Les propriétaires, les cousins Erwin Frey et Fritz Frey, l’un propriétaire de l’usine électrique de Reichenbach et l’autre propriétaire de l’hôtel Bürgenstock, annoncèrent en 1979 que le vieil hôtel allait vivre sa dernière saison. A l’automne, la maison allait être définitivement fermée, rasée ; ses gravats serviraient à remplir la dépression entre l’hôtel et la chute et un nouvel hôtel serait érigé : un beau grand chalet construit avec beaucoup de bois, comme l’indiquait le projet dressé en collaboration avec Gustav Ritschard, un fondateur du musée en plein air de Ballenberg.

Le juriste Rudolf von Fischer, hôte et ami de longue date du vieil hôtel, fonda sur-le-champ le « groupe de travail Giessbach », qui réunissait des spécialistes de tous les horizons possibles. Ce groupe de travail a présenté dans une étude l’importance de l’ancien hôtel, sa plus-value et ses potentialités.

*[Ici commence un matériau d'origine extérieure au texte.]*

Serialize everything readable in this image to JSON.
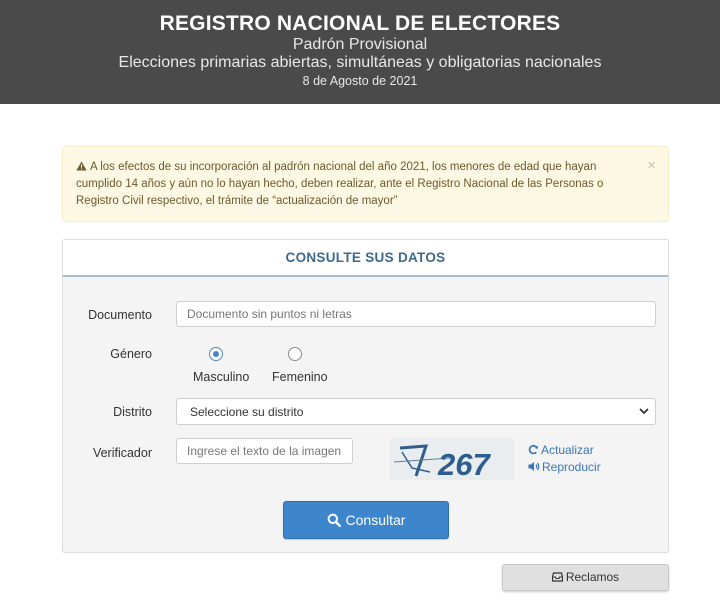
{
  "header": {
    "title": "REGISTRO NACIONAL DE ELECTORES",
    "subtitle": "Padrón Provisional",
    "election": "Elecciones primarias abiertas, simultáneas y obligatorias nacionales",
    "date": "8 de Agosto de 2021"
  },
  "alert": {
    "icon": "warning-icon",
    "text": "A los efectos de su incorporación al padrón nacional del año 2021, los menores de edad que hayan cumplido 14 años y aún no lo hayan hecho, deben realizar, ante el Registro Nacional de las Personas o Registro Civil respectivo, el trámite de “actualización de mayor”",
    "close": "×"
  },
  "form": {
    "title": "CONSULTE SUS DATOS",
    "documento": {
      "label": "Documento",
      "placeholder": "Documento sin puntos ni letras"
    },
    "genero": {
      "label": "Género",
      "options": [
        {
          "label": "Masculino",
          "checked": true
        },
        {
          "label": "Femenino",
          "checked": false
        }
      ]
    },
    "distrito": {
      "label": "Distrito",
      "selected": "Seleccione su distrito"
    },
    "verificador": {
      "label": "Verificador",
      "placeholder": "Ingrese el texto de la imagen",
      "captcha_text": "267",
      "refresh": "Actualizar",
      "play": "Reproducir"
    },
    "submit": "Consultar"
  },
  "reclamos": "Reclamos",
  "colors": {
    "header_bg": "#4a4a4a",
    "primary": "#3d86cc",
    "panel_title": "#3b6a8f",
    "alert_bg": "#fcf8e3",
    "link": "#3a76b8"
  }
}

Au cours de longues altercations, les propriétaires de Giessbach essayèrent de médire de la vieille bâtisse : la construction portante est pourrie du fait de l’humidité constante ; l’époque des hôtels anciens est révolue, les quelques hôtes de passage se perdent dans les salles vides, surdimensionnées et dont les parquets craquent. Sans compter le problème permanent de Giessbach : la chute d’eau est un réservoir de toilettes défectueux que personne ne semble pouvoir arrêter.

1981

Cette année-là, les propriétaires présentèrent la demande de démolition, ce qui contraignit les organismes de conservation des monuments et des sites à faire opposition.

Par la suite, c’est un froid samedi de juillet 1981 que se tint, dans la salle[KC1] aux chaises hautes, une grande discussion entre les propriétaires, les politiciens de la Commune et de la région ainsi que le groupe de travail Giessbach. L’atmosphère y était comme la température, à savoir glaciale. Un membre du Grand Conseil se risqua à dire qu’on pensait avoir chassé les baillis bernois en 1798. Pourtant, ils revenaient à présent…

Une « drôle de guerre » commença alors ; elle dura 3 ans. La maison était fermée et barricadée, il régnait à Giessbach un calme fantomatique. Des avis divergents s’affrontaient dans la presse, le canton mandata une expertise, le groupe de travail cherchait des soutiens financiers. Ce qui s’avéra très difficile : des banques et des entreprises bernoises déclinèrent tout soutien, le BLS promit juste 50'000.-.

1982

Cette année 1982, le groupe de travail trouva en Franz et en Judith Weber les sauveteurs de Giessbach. Avec leur charisme et leur force de persuasion, Franz et Judith parvinrent à faire changer l’atmosphère dans la Commune de Brienz et la région afin que l’esprit devienne constructif. Ils réunirent, sous la forme d’actions suisses, les fonds nécessaires à l’assainissement et à la restauration de la maison et du parc. Les forces hydrauliques n’étaient malheureusement pas à acheter.

1984

En juin 1984, après quatre années d’angoisse, l’hôtel put rouvrir ses portes, provisoirement ; désormais, la maison était ouverte en été et, durant les cinq hivers qui ont suivi, elle fut restaurée et équipée. En été 1989, l’hôtel ouvrit définitivement et en grandes pompes. Le mérite en revint d’abord à Franz et à Judith Weber, le soulignèrent la région et les pouvoirs publics. Sans eux, il ne se dresserait pas à Giessbach aujourd’hui le chalet-jumbo qui avait été prévu – et pour lequel les fonds n’auraient pas pu être réunis – mais un stand vendant des saucisses grillées. L’hôtel vide aurait été la proie de vandales ; il aurait été démoli depuis longtemps – trop honteux à voir – de même que le funiculaire…
Nous ne parvenons pas à nous l’imaginer. Ce n’est pourtant pas le fruit de notre imagination mais une considération réaliste : il y a tant d’autres exemples qui le prouvent.

Le sauvetage de l’hôtel Giessbach effectué par Franz et Judith Weber peut être qualifié d’opération phare. Par la suite, de nombreux hôtels historiques ont fait l’objet d’une réestimation, puis ont été restaurés.